Supervised Domain Adaptation Mitigates Cross-Ethnicity Prediction Error in Neuroimaging Based Cognitive Prediction
Journal:
bioRxiv
Published Date:
May 28, 2026
Abstract
Research has developed machine-learning models to predict cognitive and clinical outcomes from neuroimaging data, yet fairness and generalizability remain key challenges. Large-scale datasets are often demographically imbalanced, leading to systematic performance disparities across ethnic groups, with models typically performing better for majority populations. Here, we examine whether supervised domain adaptation can mitigate such bias. Using the ABCD dataset, we treat White-American participants as the source domain and African-American participants as the target domain. We compare four domain-adaptation methods--balanced weighting, two-stage TrAdaBoost, feature augmentation with SrcOnly prediction, and linear interpolation--against standard training in predicting cognition from 80 MRI measures. All methods reduced prediction error for African American participants, particularly for MRI measures with large baseline disparities (e.g., structural MRI), while offering limited gains where initial gaps were small (e.g., functional connectivity). Balanced weighting performed best, highlighting that simple, low-cost approaches can effectively reduce cross-ethnicity performance gaps for underrepresented populations.
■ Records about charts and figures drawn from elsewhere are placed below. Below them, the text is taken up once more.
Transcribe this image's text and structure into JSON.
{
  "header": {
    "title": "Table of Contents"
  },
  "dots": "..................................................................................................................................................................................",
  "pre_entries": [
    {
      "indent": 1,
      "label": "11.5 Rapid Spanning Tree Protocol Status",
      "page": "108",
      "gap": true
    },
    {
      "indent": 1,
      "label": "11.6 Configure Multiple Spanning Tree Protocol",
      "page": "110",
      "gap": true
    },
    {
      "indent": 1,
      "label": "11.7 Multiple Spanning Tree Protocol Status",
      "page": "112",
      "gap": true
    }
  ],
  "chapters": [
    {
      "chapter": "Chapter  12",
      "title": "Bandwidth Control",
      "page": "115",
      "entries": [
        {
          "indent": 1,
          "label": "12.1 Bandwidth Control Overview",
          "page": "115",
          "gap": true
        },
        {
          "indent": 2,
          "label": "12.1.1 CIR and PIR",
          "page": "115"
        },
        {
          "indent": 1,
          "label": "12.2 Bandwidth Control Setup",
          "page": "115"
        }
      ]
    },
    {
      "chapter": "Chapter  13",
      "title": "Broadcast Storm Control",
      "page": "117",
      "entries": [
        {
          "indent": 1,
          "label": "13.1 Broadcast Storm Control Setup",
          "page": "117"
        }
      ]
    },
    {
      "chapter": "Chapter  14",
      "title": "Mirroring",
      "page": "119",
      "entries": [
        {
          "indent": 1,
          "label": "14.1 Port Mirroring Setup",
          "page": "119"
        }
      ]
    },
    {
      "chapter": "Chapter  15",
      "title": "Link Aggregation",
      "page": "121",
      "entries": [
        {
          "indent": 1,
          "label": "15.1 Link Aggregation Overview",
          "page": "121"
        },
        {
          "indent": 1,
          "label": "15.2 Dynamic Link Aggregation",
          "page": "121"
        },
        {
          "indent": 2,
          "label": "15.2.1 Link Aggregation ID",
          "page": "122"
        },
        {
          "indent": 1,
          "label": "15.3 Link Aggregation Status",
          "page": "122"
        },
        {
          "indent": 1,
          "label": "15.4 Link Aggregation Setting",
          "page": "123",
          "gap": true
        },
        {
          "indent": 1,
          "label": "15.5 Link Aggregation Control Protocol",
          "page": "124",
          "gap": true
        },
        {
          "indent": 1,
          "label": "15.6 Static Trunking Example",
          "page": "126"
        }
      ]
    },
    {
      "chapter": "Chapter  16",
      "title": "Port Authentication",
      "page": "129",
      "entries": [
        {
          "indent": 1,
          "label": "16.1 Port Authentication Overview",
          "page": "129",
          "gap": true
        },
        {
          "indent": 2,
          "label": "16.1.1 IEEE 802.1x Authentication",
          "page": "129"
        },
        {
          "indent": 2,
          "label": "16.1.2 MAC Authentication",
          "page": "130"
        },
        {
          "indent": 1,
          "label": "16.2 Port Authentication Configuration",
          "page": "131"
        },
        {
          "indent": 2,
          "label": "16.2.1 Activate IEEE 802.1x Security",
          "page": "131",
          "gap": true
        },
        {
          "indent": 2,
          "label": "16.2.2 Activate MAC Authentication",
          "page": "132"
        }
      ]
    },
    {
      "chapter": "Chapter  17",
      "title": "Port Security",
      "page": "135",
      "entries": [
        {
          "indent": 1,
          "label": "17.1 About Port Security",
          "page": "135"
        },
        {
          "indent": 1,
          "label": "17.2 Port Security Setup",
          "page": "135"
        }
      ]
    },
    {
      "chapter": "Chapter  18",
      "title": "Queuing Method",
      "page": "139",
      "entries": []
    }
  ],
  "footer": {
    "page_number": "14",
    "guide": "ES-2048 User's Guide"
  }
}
Significant StatementLarge-scale neuroimaging datasets increasingly enable machine-learning models to predict cognitive and clinical outcomes; however, these datasets are often ethnically imbalanced. As a result, predictive models tend to generalize poorly to underrepresented populations. We demonstrate that, across 80 MRI phenotypes, a class of machine-learning approaches collectively known as supervised domain adaptation can substantially reduce cross-ethnicity disparities in neuroimaging-based cognitive prediction, even when only limited data from underrepresented groups are available. Among the methods evaluated, balanced weighting achieved the best performance while maintaining low computational cost. Together, these findings provide a practical and scalable framework for improving fairness and generalizability in neuroimaging-based machine learning under realistic conditions of ethnic imbalance.